As part of the Culture for All series, supported by the Communication Workers Union, we’re proud to present a short film about why theatre matters, by Ed Edwards.
Why Theatre Matters
by Ed Edwards
Like every sector of society over the 30 years since the disastrous rise of Thatcherism and the economic devastation it has brought to Britain, culture has taken a big hit. Ideas that years ago seemed insanely right wing are now considered normal, such as cutting social security to the point where tens of thousands are losing their shelter and people with serious diseases are walking miles to food banks on a daily basis. While the richest increase their income and pay no tax, the rest of us face insecurity and misery.
And while this disaster unfolds the means of communication are getting further and further out of reach of the ordinary people. Lies and deceit are everywhere. The free press, which should probably be called “the very expensive press” based on what they pay Fleet Street hacks, seems more like a pack of attack dogs chewing up truth, while the few sane voices are drowned in the sea of disinformation. It seems to me, after many years working as a professional script writer that our culture has been as badly deformed by the dictates of The Big Dollar as socialist art and culture was under Stalinism. Instead of asking how do we please the censor, a modern TV producer has to ask: how to we make money out of this?
Yet in the middle of all this, British theatre – before lockdown of course – and hopefully again after lock down – has remained something of an oasis in the cultural desert. Rather than sanitised, or frankly stupid entertainment, or glittery distortions and fantasies, theatre has remained a place where audiences can often see work that tells the truth, or explores alternative views and sometimes sticks two fingers up at the system. I’m not talking about the array of musicals here, which have sprung up these last couple of decades, some of which are undoubtedly very entertaining, but which usually aspire to no more than to become billion dollar shows. I’m talking about struggling local theatres and travelling theatre companies, often run by people who are struggling economically and will probably one day have to leave the industry to earn money somehow, somewhere else, but are still for now clinging to the dream of a better life and a better society.

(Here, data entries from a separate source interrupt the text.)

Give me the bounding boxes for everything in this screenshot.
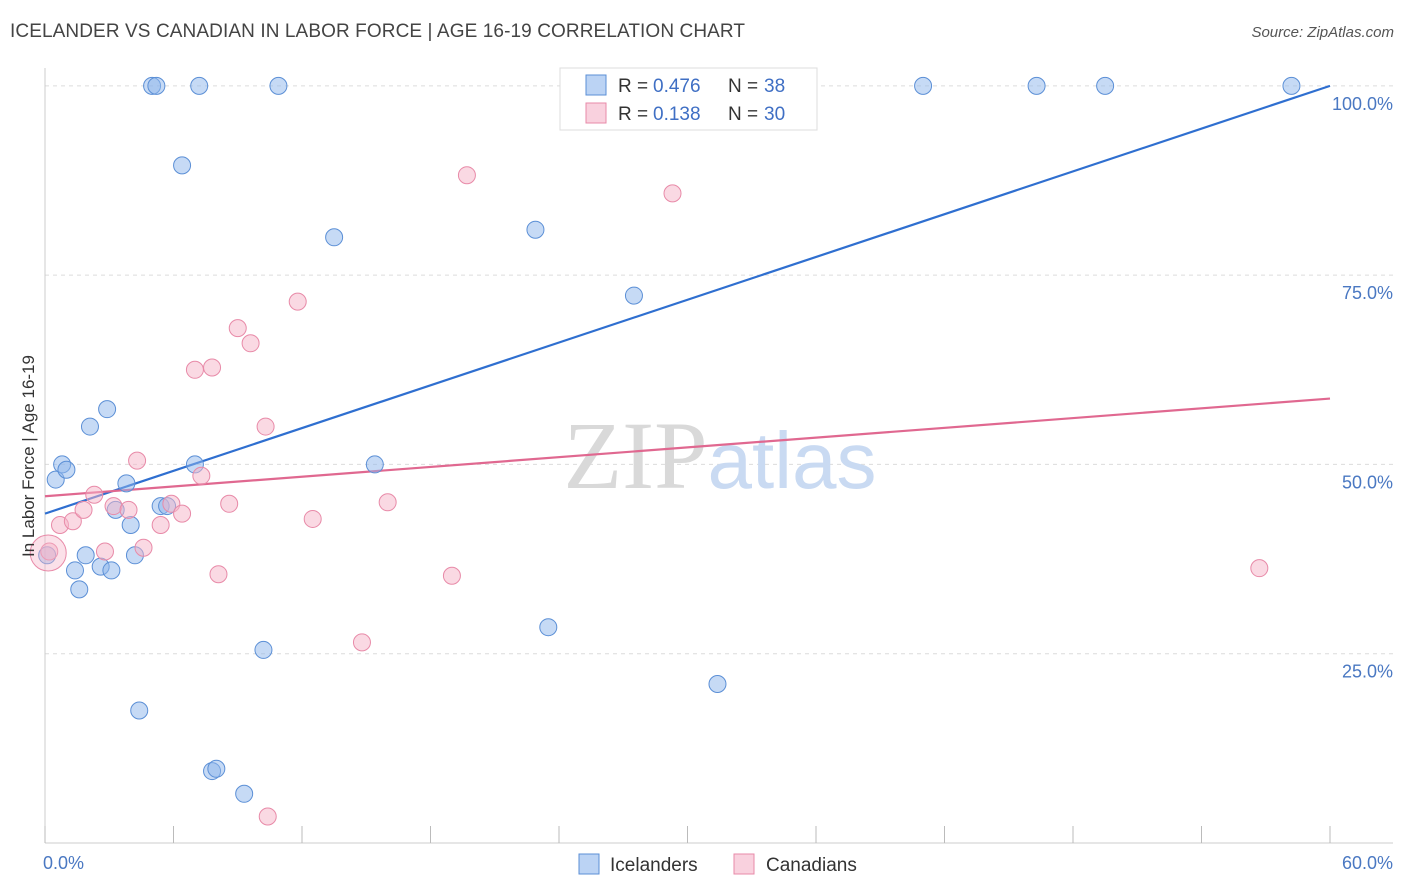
point-icelanders <box>57 460 76 479</box>
point-canadians <box>40 542 59 561</box>
watermark: ZIPatlas <box>564 402 877 509</box>
point-icelanders <box>70 580 89 599</box>
point-canadians <box>228 319 247 338</box>
point-icelanders <box>190 76 209 95</box>
point-icelanders <box>1027 76 1046 95</box>
point-canadians <box>220 494 239 513</box>
trend-line-icelanders <box>44 84 1331 515</box>
point-canadians <box>74 500 93 519</box>
watermark-text: ZIPatlas <box>564 402 877 509</box>
legend-bottom: Icelanders Canadians <box>578 853 857 876</box>
point-canadians <box>173 504 192 523</box>
x-tick-label-min: 0.0% <box>43 853 84 873</box>
point-canadians <box>288 292 307 311</box>
bottom-legend-swatch-icelanders <box>578 853 600 875</box>
point-canadians <box>95 542 114 561</box>
point-icelanders <box>147 76 166 95</box>
point-icelanders <box>102 561 121 580</box>
legend-n-value: 38 <box>764 76 785 97</box>
point-canadians <box>203 358 222 377</box>
legend-r-value: 0.476 <box>653 76 701 97</box>
x-tick-label-max: 60.0% <box>1342 853 1393 873</box>
bottom-legend-label-canadians: Canadians <box>766 855 857 876</box>
point-icelanders <box>65 561 84 580</box>
point-canadians <box>378 493 397 512</box>
point-icelanders <box>117 474 136 493</box>
point-canadians <box>241 334 260 353</box>
legend-swatch-canadians <box>585 102 607 124</box>
point-icelanders <box>173 156 192 175</box>
point-canadians <box>104 497 123 516</box>
point-icelanders <box>624 286 643 305</box>
point-canadians <box>63 512 82 531</box>
point-canadians <box>192 466 211 485</box>
legend-r-label: R = <box>618 104 648 125</box>
point-icelanders <box>130 701 149 720</box>
legend-r-value: 0.138 <box>653 104 701 125</box>
point-canadians <box>258 807 277 826</box>
point-icelanders <box>539 618 558 637</box>
bottom-legend-label-icelanders: Icelanders <box>610 855 698 876</box>
point-canadians <box>151 516 170 534</box>
legend-n-label: N = <box>728 104 758 125</box>
gridlines <box>45 85 1393 655</box>
axes <box>44 68 1393 844</box>
point-canadians <box>457 166 476 185</box>
y-tick-label: 50.0% <box>1342 472 1393 492</box>
point-canadians <box>663 184 682 203</box>
point-canadians <box>128 451 147 470</box>
y-axis-label: In Labor Force | Age 16-19 <box>19 355 38 557</box>
legend-n-value: 30 <box>764 104 785 125</box>
point-canadians <box>119 500 138 519</box>
legend-n-label: N = <box>728 76 758 97</box>
point-canadians <box>303 509 322 528</box>
y-tick-label: 75.0% <box>1342 283 1393 303</box>
point-icelanders <box>235 784 254 803</box>
point-icelanders <box>708 675 727 693</box>
axis-labels: 25.0% 50.0% 75.0% 100.0% 0.0% 60.0% In Labor F… <box>19 94 1393 873</box>
point-icelanders <box>365 455 384 474</box>
bottom-legend-swatch-canadians <box>733 853 755 875</box>
point-canadians <box>85 485 104 504</box>
point-icelanders <box>914 76 933 95</box>
point-icelanders <box>526 220 545 239</box>
y-tick-label: 25.0% <box>1342 662 1393 682</box>
point-icelanders <box>1096 76 1115 95</box>
point-canadians <box>442 566 461 585</box>
chart-title: ICELANDER VS CANADIAN IN LABOR FORCE | A… <box>10 21 746 42</box>
point-canadians <box>29 534 67 572</box>
legend-swatch-icelanders <box>585 74 607 96</box>
y-tick-label: 100.0% <box>1332 94 1393 114</box>
point-canadians <box>352 633 371 652</box>
point-icelanders <box>269 76 288 95</box>
point-canadians <box>185 360 204 379</box>
point-icelanders <box>1282 76 1301 95</box>
data-points <box>29 76 1301 826</box>
point-icelanders <box>254 640 273 659</box>
point-canadians <box>134 538 153 557</box>
point-canadians <box>1250 559 1269 578</box>
point-icelanders <box>98 400 117 419</box>
watermark-atlas: atlas <box>708 416 877 505</box>
point-icelanders <box>207 759 226 778</box>
chart-source: Source: ZipAtlas.com <box>1251 24 1394 41</box>
point-canadians <box>209 565 228 584</box>
point-icelanders <box>325 228 344 247</box>
trend-lines <box>44 84 1331 515</box>
trend-line-canadians <box>44 397 1331 498</box>
point-icelanders <box>76 546 95 565</box>
legend-top: R = 0.476 N = 38 R = 0.138 N = 30 <box>559 67 818 131</box>
point-icelanders <box>121 516 140 534</box>
point-icelanders <box>80 417 99 436</box>
point-canadians <box>256 417 275 436</box>
legend-r-label: R = <box>618 76 648 97</box>
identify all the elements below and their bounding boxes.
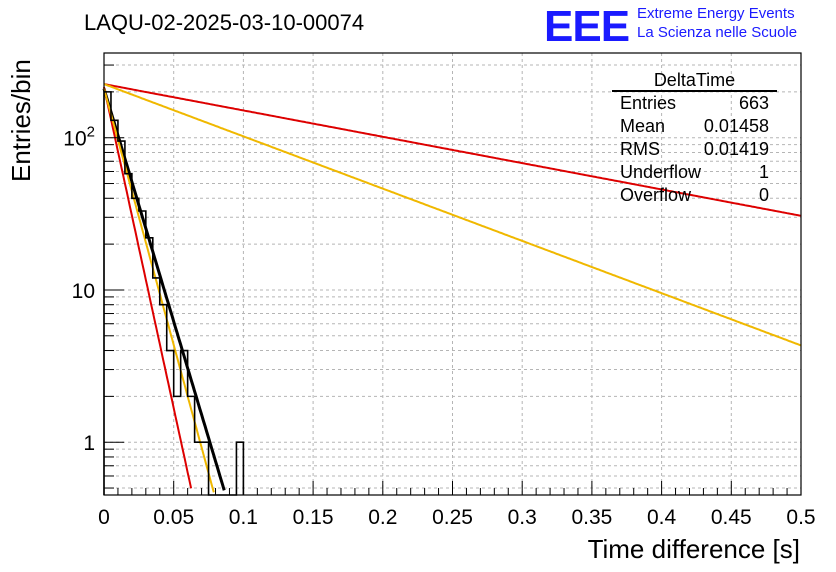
x-tick-label: 0.5 bbox=[786, 506, 815, 529]
logo-line-2: La Scienza nelle Scuole bbox=[637, 24, 798, 41]
stats-row-entries: Entries 663 bbox=[620, 93, 769, 113]
x-axis-label: Time difference [s] bbox=[587, 534, 800, 564]
x-tick-label: 0.3 bbox=[508, 506, 537, 529]
stats-box: DeltaTime Entries 663 Mean 0.01458 RMS 0.01… bbox=[612, 70, 777, 207]
x-tick-label: 0.05 bbox=[153, 506, 194, 529]
fit-curves bbox=[102, 83, 802, 493]
fit-line bbox=[103, 86, 193, 489]
x-tick-label: 0.25 bbox=[432, 506, 473, 529]
grid bbox=[104, 53, 801, 495]
fit-line bbox=[102, 88, 226, 491]
y-tick-label: 1 bbox=[83, 432, 95, 455]
y-axis-label: Entries/bin bbox=[6, 59, 36, 182]
eee-logo: EEE bbox=[544, 2, 630, 51]
x-tick-label: 0.35 bbox=[571, 506, 612, 529]
axis-ticks: 0 0.05 0.1 0.15 0.2 0.25 0.3 0.35 0.4 0.45 0.5 1 10 1… bbox=[63, 64, 816, 529]
logo-text: Extreme Energy Events La Scienza nelle S… bbox=[637, 4, 797, 42]
x-tick-label: 0.15 bbox=[293, 506, 334, 529]
stats-row-underflow: Underflow 1 bbox=[620, 162, 769, 182]
x-tick-label: 0.45 bbox=[711, 506, 752, 529]
fit-line bbox=[103, 83, 802, 347]
x-tick-label: 0.1 bbox=[229, 506, 258, 529]
y-tick-label: 102 bbox=[63, 124, 95, 151]
y-tick-label: 10 bbox=[72, 280, 95, 303]
logo-line-1: Extreme Energy Events bbox=[637, 5, 795, 22]
fit-line bbox=[103, 83, 802, 217]
stats-row-mean: Mean 0.01458 bbox=[620, 116, 769, 136]
chart-title: LAQU-02-2025-03-10-00074 bbox=[84, 10, 365, 35]
x-tick-label: 0 bbox=[98, 506, 110, 529]
stats-row-rms: RMS 0.01419 bbox=[620, 139, 769, 159]
stats-title: DeltaTime bbox=[612, 70, 777, 92]
fit-line bbox=[103, 88, 215, 493]
x-tick-label: 0.2 bbox=[368, 506, 397, 529]
stats-row-overflow: Overflow 0 bbox=[620, 185, 769, 205]
x-tick-label: 0.4 bbox=[647, 506, 677, 529]
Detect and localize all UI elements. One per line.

Most of these theatre groups and buildings are funded out of public money. They somehow manage to cling to the notion that our cultural life matters for reasons other than profit making, that truthful words can change the world and that the airing of radical and different views is a vital part of our lives. And yes, you need money to make a show that can enter this realm of debate and feeling – and even ecstasy – but you need a hell of a lot less than you do to make a Netflix show, or a movie, or a billion dollar musical. So somehow, the tradition lives on. Yes theatre struggles to publicise itself, yes a lot of it happens in London, yes some of it is “up itself”, but there’s a lot of amazing theatre out there still all over the country and if you look for it you will find it. Theatre can still turn your world upside down. It can change the life of the young, as it did mine.
I’ve seen fantastically entertaining and moving plays in recent years about child abuse, zero hours contracts and casualisation. About racism, domestic violence, prisons, crime, foreign policy disasters, corruption, immigration, pollution and war. I myself wrote a play called The Political History of Smack and Crack that made the link between the advent of Thatcherism, the 1981 inner city riots that see their fortieth anniversary this year and the massive heroin epidemic that followed in its wake. Sounds heavy, yes? Actually it was a wild comedy that still made people cry at the end.
Make no mistake about it. The pandemic will give the current government a great big excuse to continue their ravenous eternal austerity drive. They have every intention of cutting deeper and deeper into the money they currently pay to every sector and will use every device to divide us against one another. Every penny they cut will go to pay off the billionaires who will use the disaster to continue their takeover of everything. They will say, “How can you expect us to pay for grassroots football, or TV licences for the elderly, or theatre when we’re having to make “tough decisions” like cutting disabled benefits and closing hospitals.
The real truth is there is more than enough out there to go around. They don’t need to cut a thing. All the debts can be paid by collecting due taxes off the corporations that are talking over everything and especially the means of communications – plus a little more on income tax. It’s actually very simple. But the people who control the airwaves would have you believe there isn’t. We have to stand together to protect every inch of ground against those that would tear it out from under our feet.
We have to fight to keep theatre relevant. To let people in who are currently shut out. We have to fight to make work that challenges an increasingly – and I don’t know what else to call it – fascistic system.
In fact, I’m going to write a play about this!